Dès les années 70-80, la France renforce sa législation relative à la protection de l’environnement. La décennie 90, suite à de nombreux conflits autour des grands projets nationaux d’infrastructures de transport, est marquée par une réflexion autour du principe de participation du public, qui aboutit au développement de la concertation plus en amont de la décision. Parallèlement au niveau européen et mondial des mesures participent à ce mouvement de prise en compte de l’environnement et de la concertation dans l’élaboration des projets.

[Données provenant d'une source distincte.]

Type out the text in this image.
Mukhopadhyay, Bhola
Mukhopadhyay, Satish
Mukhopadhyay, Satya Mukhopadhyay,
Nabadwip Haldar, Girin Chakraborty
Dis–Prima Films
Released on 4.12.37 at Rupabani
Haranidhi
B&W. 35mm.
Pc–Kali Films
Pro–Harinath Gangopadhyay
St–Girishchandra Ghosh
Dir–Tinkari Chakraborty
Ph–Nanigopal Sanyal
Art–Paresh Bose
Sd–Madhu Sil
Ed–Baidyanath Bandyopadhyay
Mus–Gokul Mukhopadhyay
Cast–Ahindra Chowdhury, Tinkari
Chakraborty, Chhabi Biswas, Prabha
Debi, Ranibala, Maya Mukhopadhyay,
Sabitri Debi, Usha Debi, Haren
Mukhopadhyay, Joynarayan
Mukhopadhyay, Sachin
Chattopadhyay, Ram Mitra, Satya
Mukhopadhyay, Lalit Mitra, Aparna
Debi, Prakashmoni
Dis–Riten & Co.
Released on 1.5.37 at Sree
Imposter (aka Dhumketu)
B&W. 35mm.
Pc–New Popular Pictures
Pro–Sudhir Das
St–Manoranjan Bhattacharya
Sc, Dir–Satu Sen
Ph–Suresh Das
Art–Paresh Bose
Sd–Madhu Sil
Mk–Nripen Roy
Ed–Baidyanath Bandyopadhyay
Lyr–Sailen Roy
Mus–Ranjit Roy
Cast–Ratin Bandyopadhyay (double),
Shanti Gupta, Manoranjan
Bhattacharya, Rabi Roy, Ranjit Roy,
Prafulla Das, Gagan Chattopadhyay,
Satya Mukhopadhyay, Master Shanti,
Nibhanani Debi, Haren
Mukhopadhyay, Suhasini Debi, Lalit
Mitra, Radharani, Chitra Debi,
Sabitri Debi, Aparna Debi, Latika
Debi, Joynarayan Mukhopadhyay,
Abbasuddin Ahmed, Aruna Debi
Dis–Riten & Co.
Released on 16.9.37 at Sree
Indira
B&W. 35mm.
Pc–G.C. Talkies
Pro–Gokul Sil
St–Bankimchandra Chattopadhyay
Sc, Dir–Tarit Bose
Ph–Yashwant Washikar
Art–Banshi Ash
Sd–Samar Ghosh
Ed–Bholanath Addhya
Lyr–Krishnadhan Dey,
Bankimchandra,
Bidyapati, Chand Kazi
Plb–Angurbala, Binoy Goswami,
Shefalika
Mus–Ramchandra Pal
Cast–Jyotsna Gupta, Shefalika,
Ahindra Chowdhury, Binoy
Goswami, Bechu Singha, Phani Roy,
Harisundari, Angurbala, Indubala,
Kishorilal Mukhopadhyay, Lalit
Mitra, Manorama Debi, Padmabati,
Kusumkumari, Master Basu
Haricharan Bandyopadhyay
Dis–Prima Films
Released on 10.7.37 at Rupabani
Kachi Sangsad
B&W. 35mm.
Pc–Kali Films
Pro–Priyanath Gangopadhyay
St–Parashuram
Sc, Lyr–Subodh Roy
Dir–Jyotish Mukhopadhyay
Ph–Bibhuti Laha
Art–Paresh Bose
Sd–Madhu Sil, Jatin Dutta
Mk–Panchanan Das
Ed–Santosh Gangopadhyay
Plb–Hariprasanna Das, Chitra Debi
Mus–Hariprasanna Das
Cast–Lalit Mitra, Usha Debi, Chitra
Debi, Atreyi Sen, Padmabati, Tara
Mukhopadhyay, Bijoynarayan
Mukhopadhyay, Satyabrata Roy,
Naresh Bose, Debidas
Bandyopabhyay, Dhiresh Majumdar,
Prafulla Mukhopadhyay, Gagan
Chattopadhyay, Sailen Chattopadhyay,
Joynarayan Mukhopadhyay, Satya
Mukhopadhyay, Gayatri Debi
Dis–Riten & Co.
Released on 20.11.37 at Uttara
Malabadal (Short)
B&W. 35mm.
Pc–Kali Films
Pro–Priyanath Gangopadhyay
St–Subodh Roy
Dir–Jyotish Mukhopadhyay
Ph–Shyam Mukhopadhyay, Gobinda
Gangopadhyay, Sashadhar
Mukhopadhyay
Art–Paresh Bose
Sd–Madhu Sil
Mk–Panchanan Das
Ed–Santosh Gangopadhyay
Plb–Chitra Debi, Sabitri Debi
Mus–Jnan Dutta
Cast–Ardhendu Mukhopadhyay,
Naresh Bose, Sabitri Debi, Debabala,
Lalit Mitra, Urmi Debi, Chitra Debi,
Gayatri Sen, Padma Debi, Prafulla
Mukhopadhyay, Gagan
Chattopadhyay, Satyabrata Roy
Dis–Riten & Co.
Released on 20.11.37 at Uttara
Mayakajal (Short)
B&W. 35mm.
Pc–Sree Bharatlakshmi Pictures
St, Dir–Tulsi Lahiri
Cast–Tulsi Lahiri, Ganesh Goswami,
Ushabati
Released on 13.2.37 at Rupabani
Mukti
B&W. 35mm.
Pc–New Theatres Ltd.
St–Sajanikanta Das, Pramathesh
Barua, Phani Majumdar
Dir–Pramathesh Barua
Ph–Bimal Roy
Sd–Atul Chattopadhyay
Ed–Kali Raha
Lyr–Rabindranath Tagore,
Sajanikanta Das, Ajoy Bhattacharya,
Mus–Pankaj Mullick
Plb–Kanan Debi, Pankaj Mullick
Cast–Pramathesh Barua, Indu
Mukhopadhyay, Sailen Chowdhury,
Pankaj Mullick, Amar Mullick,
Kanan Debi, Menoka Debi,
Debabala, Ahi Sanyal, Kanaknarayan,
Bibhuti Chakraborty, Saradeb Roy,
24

Ainsi, au cours des années 1990-2000, des dispositions législatives inscrivent le principe de participation dans le système juridique français.

Concrètement il existe deux formes de débats publics pour les projets routiers de grande ampleur. Dans le premier cas, c’est la Commission Nationale du Débat Public qui organise la concertation entre le Maitre d’ouvrage – celui qui fait le projet – et le public. Dans le cas présent, la CNDP à décidé que le projet de revêtait pas l’ampleur nécessaire pour qu’elle organise elle-même la concertation. Elle a filé le bébé au Maitre d’ouvrage, c'est-à-dire le département se fondant sur le caractère « local » du projet.

Dans l’urgence, c'est-à-dire vite fait, mal fait, le département à souhaité mettre en place la concertation avant l’élection présidentielle. Sans doute s’est il rendu compte que l’ampleur de la tache, avec ou sans accent selon votre choix. Bref, la concertation à débutée le 8 mars et elle finira en novembre 2012.